The above proof is not valid in all intuitionistic deductive systems. For example, in the intuitionistic type theory of Per Martin-Löf, the axiom of choice is a theorem, yet excluded middle is not.

## Quotes

The Axiom of Choice is obviously true, the well-ordering principle obviously false, and who can tell about Zorn's lemma?
— Jerry Bona
This is a joke that although the axiom of choice, the well-ordering principle, and Zorn's lemma are mathematically equivalent, most mathematicians find the axiom of choice to be intuitive, the well-ordering principle to be counterintuitive, and Zorn's lemma to be too complex for any intuition.
The Axiom of Choice is necessary to select a set from an infinite number of socks, but not an infinite number of shoes.
— Bertrand Russell
The observation here is that one can define a function to select from an infinite number of pairs of shoes by stating for example, to choose the left shoe.

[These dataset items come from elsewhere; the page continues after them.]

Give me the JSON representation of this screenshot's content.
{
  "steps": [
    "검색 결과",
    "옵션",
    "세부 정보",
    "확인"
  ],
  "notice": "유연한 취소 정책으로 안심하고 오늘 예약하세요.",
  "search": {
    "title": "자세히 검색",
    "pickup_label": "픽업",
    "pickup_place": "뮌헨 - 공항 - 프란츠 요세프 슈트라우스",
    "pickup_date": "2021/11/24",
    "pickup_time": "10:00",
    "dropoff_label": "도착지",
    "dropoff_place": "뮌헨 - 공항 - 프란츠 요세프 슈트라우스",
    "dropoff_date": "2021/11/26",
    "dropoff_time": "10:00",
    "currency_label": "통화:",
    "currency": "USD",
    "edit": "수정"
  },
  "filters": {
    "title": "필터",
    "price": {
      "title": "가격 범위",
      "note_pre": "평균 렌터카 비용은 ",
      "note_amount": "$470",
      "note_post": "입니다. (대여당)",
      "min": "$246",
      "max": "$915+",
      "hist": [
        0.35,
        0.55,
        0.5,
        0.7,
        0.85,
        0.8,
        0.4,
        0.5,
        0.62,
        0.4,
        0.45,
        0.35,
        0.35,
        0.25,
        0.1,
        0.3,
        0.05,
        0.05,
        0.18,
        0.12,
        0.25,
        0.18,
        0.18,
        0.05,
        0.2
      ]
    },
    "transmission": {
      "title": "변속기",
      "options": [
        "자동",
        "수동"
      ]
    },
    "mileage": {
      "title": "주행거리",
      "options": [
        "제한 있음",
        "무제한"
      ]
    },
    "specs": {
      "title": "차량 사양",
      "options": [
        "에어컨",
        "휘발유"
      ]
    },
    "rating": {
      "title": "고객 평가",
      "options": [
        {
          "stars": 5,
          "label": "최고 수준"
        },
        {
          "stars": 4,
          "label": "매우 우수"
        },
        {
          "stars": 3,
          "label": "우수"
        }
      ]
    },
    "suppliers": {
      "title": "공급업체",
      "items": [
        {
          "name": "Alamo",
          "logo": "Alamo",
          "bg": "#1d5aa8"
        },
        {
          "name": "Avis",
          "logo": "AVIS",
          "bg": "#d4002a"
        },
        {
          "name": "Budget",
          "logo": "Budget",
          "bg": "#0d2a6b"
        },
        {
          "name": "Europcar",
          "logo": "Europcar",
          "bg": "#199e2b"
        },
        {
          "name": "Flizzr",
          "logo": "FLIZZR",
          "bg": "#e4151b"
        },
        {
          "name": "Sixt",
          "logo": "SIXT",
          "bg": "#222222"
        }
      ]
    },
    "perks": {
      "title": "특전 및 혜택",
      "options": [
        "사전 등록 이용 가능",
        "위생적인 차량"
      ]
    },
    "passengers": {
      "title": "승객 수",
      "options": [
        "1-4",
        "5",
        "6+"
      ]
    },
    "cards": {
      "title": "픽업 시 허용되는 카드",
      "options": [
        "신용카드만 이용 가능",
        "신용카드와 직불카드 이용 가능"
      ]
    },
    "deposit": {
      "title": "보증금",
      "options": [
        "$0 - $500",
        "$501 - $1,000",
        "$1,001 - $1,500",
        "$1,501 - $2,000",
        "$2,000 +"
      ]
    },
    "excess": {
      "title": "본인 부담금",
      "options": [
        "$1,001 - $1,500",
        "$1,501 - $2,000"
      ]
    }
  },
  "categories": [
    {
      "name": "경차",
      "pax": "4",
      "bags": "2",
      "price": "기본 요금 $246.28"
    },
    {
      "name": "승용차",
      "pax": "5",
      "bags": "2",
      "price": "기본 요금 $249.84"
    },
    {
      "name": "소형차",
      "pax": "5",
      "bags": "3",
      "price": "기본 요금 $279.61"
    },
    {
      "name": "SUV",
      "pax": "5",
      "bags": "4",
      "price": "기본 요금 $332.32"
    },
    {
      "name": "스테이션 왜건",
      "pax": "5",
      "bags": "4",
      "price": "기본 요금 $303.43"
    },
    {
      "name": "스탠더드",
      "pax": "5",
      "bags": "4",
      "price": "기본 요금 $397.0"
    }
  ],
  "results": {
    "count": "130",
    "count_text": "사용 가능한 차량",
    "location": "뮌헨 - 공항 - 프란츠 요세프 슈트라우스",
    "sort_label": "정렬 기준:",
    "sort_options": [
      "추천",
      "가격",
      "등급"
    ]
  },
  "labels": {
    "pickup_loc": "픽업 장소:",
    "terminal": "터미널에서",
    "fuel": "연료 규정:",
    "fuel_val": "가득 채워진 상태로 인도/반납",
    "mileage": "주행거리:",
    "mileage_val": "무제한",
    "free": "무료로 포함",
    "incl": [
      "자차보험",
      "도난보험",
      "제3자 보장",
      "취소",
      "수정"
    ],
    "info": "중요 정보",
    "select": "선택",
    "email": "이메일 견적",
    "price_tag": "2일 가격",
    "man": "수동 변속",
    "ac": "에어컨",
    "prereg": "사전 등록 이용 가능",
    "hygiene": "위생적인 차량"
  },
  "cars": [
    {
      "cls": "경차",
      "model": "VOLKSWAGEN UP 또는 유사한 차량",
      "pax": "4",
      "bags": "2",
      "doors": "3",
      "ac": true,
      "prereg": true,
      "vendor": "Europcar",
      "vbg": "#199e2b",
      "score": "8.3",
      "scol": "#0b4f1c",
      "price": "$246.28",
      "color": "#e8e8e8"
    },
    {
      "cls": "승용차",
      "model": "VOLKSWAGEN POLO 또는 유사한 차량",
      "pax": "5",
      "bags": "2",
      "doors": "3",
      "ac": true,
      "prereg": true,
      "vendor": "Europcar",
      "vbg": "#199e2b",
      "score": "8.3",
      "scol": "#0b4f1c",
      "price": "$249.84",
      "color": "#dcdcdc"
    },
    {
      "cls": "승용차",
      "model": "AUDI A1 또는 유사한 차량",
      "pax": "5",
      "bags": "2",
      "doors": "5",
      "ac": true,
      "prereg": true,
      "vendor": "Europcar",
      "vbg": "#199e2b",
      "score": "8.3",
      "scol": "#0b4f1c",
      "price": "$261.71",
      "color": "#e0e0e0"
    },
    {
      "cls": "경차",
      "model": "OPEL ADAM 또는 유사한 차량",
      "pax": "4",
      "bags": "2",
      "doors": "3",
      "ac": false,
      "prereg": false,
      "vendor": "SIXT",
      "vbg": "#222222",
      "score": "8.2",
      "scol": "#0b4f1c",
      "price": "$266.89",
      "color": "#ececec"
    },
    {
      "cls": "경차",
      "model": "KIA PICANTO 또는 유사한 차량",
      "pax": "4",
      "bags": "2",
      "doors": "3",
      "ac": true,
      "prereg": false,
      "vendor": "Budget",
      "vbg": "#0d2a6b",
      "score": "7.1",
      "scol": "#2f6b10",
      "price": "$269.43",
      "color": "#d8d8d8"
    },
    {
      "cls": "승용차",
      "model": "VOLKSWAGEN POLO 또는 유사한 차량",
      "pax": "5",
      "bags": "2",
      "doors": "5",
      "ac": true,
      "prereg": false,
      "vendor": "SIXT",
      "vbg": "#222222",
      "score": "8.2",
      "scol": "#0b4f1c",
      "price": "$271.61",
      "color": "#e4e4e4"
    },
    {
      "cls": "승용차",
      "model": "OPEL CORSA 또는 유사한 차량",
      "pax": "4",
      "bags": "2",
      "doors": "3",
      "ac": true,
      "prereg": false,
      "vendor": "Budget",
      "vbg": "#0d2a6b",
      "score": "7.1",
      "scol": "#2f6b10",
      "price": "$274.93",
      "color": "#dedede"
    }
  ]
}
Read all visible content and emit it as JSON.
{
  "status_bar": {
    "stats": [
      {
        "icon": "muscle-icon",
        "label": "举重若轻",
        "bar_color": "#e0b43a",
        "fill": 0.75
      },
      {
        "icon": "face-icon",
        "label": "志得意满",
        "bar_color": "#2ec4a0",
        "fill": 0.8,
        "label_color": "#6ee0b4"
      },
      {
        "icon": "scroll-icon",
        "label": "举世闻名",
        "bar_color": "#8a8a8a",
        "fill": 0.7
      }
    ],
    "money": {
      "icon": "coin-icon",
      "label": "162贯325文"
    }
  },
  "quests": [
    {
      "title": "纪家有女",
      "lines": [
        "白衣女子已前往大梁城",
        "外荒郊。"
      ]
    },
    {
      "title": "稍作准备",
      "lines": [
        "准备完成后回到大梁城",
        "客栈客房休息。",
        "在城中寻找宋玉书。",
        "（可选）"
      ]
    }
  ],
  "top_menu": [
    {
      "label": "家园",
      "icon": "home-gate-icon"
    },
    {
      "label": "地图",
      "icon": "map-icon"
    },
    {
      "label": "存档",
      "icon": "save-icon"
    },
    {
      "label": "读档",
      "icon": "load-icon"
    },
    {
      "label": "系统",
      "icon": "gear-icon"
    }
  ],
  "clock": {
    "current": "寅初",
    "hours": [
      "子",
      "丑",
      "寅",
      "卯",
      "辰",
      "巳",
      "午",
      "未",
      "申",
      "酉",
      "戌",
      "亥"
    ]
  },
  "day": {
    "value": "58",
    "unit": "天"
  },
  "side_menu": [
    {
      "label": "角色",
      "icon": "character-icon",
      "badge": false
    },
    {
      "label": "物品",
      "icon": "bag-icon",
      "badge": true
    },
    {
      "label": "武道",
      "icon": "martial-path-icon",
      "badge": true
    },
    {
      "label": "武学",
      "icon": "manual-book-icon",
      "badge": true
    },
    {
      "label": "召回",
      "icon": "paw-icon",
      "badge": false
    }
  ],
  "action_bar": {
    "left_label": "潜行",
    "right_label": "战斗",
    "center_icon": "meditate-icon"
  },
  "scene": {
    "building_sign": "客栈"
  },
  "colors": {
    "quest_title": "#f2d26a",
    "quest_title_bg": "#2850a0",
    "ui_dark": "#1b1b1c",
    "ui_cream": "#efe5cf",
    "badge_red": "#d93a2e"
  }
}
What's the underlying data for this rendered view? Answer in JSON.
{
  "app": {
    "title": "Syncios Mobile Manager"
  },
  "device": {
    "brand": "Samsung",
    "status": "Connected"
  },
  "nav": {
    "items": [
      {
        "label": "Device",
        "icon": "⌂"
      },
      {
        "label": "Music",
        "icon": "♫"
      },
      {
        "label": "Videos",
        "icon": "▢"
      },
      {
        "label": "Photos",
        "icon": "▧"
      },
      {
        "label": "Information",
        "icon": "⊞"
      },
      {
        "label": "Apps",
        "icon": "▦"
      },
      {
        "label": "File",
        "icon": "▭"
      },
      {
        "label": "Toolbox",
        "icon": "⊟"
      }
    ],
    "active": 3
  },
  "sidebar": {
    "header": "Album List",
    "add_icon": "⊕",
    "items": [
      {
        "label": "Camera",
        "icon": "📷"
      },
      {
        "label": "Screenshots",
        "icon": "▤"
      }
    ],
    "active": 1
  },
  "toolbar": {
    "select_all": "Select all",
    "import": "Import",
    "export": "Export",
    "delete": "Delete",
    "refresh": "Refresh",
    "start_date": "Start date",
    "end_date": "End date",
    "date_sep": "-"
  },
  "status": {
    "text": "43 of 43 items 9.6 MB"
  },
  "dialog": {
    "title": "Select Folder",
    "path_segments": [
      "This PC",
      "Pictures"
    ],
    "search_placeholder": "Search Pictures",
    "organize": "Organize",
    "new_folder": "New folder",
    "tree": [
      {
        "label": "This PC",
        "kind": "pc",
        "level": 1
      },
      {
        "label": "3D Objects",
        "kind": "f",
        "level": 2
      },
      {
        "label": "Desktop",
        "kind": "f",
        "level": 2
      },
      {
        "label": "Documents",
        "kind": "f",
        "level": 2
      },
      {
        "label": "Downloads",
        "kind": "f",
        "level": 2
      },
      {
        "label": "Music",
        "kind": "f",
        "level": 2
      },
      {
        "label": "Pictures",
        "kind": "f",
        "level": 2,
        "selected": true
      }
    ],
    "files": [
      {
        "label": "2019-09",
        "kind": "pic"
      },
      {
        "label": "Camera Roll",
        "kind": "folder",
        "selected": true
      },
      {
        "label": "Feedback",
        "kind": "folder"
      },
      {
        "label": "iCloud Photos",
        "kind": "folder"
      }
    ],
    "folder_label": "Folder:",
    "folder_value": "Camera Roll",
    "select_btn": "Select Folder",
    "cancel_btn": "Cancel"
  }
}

Without the axiom of choice, one cannot assert that such a function exists for pairs of socks, because left and right socks are (presumably) identical to each other.
The axiom gets its name not because mathematicians prefer it to other axioms.
— A. K. Dewdney
From the famous April Fool's Day article in the computer recreations column of the Scientific American, April 1989.